Correct me if I’m wrong, but doubling the volts doesn't change the amps, it doubles the watts. Watts = V*A.
Yes; I assumed 30A was minimum requirement for 240V service in US. Apparently I was wrong, 20A 240V is apparently normal. So in theory you could use a pre-existing 20A 120V circuit's wiring for a 240V (assuming it was 12/3 cable). And apparently 4-wire is now the standard for 240V service in US? Jesus we have a weird grid.
Doubling the volts halves the amps. P = I * V indeed.
I think you might've misread GP. (Or maybe I did?)

He's not saying you would use it as two separate 120v circuits sharing a ground but rather as a single 240v circuit. His point is that it's easy to rewire for 240v since it's the same as all the other wiring in your house just with both poles exposed.

Of course you do have to run a new wire rather than repurpose what's already in the wall since you need the entire circuit to yourself. So I think it's not as trivial as he's making out.

But then at that wattage you'll also want to punch an exhaust fan in for waste heat so it's not like you won't already be making some modifications.

The wiring (at least in the US) to the 120V outlets is just one half of the split-phase 240V. If you want to send 240V down a particular wire, you can do that, by changing the breaker, but then you lose the neutral. You also make the wires dangerous to people who don't realize that the white wire is now energized at 120V over ground. (Though it's best to test to be sure anyway, as polarity gets reversed by accident, etc.) Live wires should be black or red.
I’ve actually had half of my dryer outlet fail when half of the breaker failed.

Can confirm.

Sometimes. 240V circuits may or may not have a neutral.
If you actually use two 120V circuits that way and one breaker flips the other half will send 120V through the load back into the other circuit. So while that circuit's breaker is flipped it is still live. Very bad. Much better to use a 240V breaker that picks up two rails in the panel.
They make connected circuit breakers for this use case, where one tripping automatically trips both.
I assume the device has two separate PSUs, each of which accepts 120-240V, and neither of which will backfeed its supply.
i am guessing, without any proof, that, when one breaker fails the server lose it all, or loose two GPUs, depending on whether one connected to the cpu side failed.
GPUs aren't electrically isolated from the motherboard though. An entire computer is a single unified power domain.
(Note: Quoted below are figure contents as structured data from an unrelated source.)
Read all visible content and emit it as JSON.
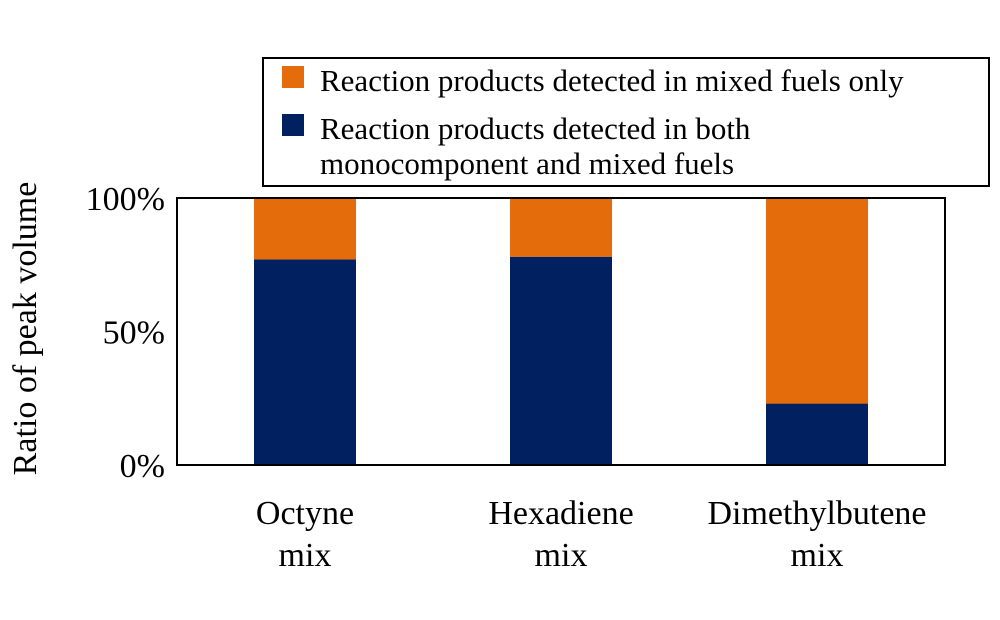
{
  "chart_data": {
    "type": "bar",
    "stacked": true,
    "normalized_percent": true,
    "categories": [
      [
        "Octyne",
        "mix"
      ],
      [
        "Hexadiene",
        "mix"
      ],
      [
        "Dimethylbutene",
        "mix"
      ]
    ],
    "series": [
      {
        "name_lines": [
          "Reaction products detected in both",
          "monocomponent and mixed fuels"
        ],
        "values": [
          77,
          78,
          23
        ],
        "color": "#002060"
      },
      {
        "name_lines": [
          "Reaction products detected in mixed fuels only"
        ],
        "values": [
          23,
          22,
          77
        ],
        "color": "#E46C0A"
      }
    ],
    "legend_order": [
      1,
      0
    ],
    "ylabel": "Ratio of peak volume",
    "ylim": [
      0,
      100
    ],
    "yticks": [
      0,
      50,
      100
    ],
    "ytick_labels": [
      "0%",
      "50%",
      "100%"
    ],
    "grid": false,
    "legend_position": "top-right"
  }
}
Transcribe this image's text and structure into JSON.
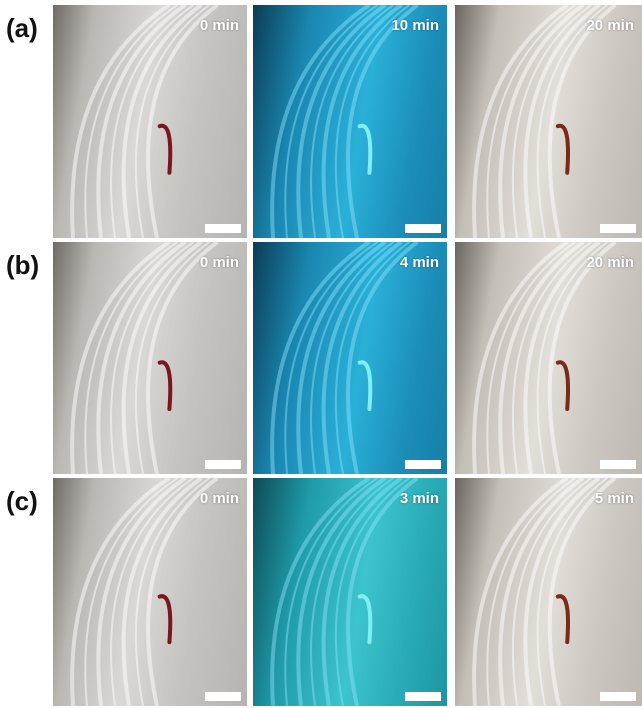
{
  "rows": [
    {
      "label": "(a)",
      "panels": [
        {
          "time": "0 min"
        },
        {
          "time": "10 min"
        },
        {
          "time": "20 min"
        }
      ]
    },
    {
      "label": "(b)",
      "panels": [
        {
          "time": "0 min"
        },
        {
          "time": "4 min"
        },
        {
          "time": "20 min"
        }
      ]
    },
    {
      "label": "(c)",
      "panels": [
        {
          "time": "0 min"
        },
        {
          "time": "3 min"
        },
        {
          "time": "5 min"
        }
      ]
    }
  ]
}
The only place where there's isolation is stuff like USB ports to avoid dangerous ground loop currents.

That said I believe the PSU itself provides full isolation and won't backfeed so using two on separate circuits should (maybe?) be safe. Although if one circuit tripped the other PSU would immediately be way over capacity. Hopefully that doesn't cause an extended brownout before the second one disables itself.

3200W at ~240V is ~15A, that's just a regular household socket, at least in Europe. I imagine 240V sockets in the US are at least 15A.

No need for separate circuits, just use a double adapter.

Why is hn so obsessed Scott whether something is _written_ by ai or not? Who cares? Judge content, not form.

Oh wait, I get it, it's bike shedding.

I've been seeing variations on your comment a lot on HN lately and I find it a rather vapid way of looking at something so intricate as human communication. Among other things, the medium is the message!
Big companies are pushing cloud really hard, and yea the hardware prices too is a problem. People still buy Google cloud and OneDrive when they could literally pickup an old computer from trash and Frankenstein it into a NAS server.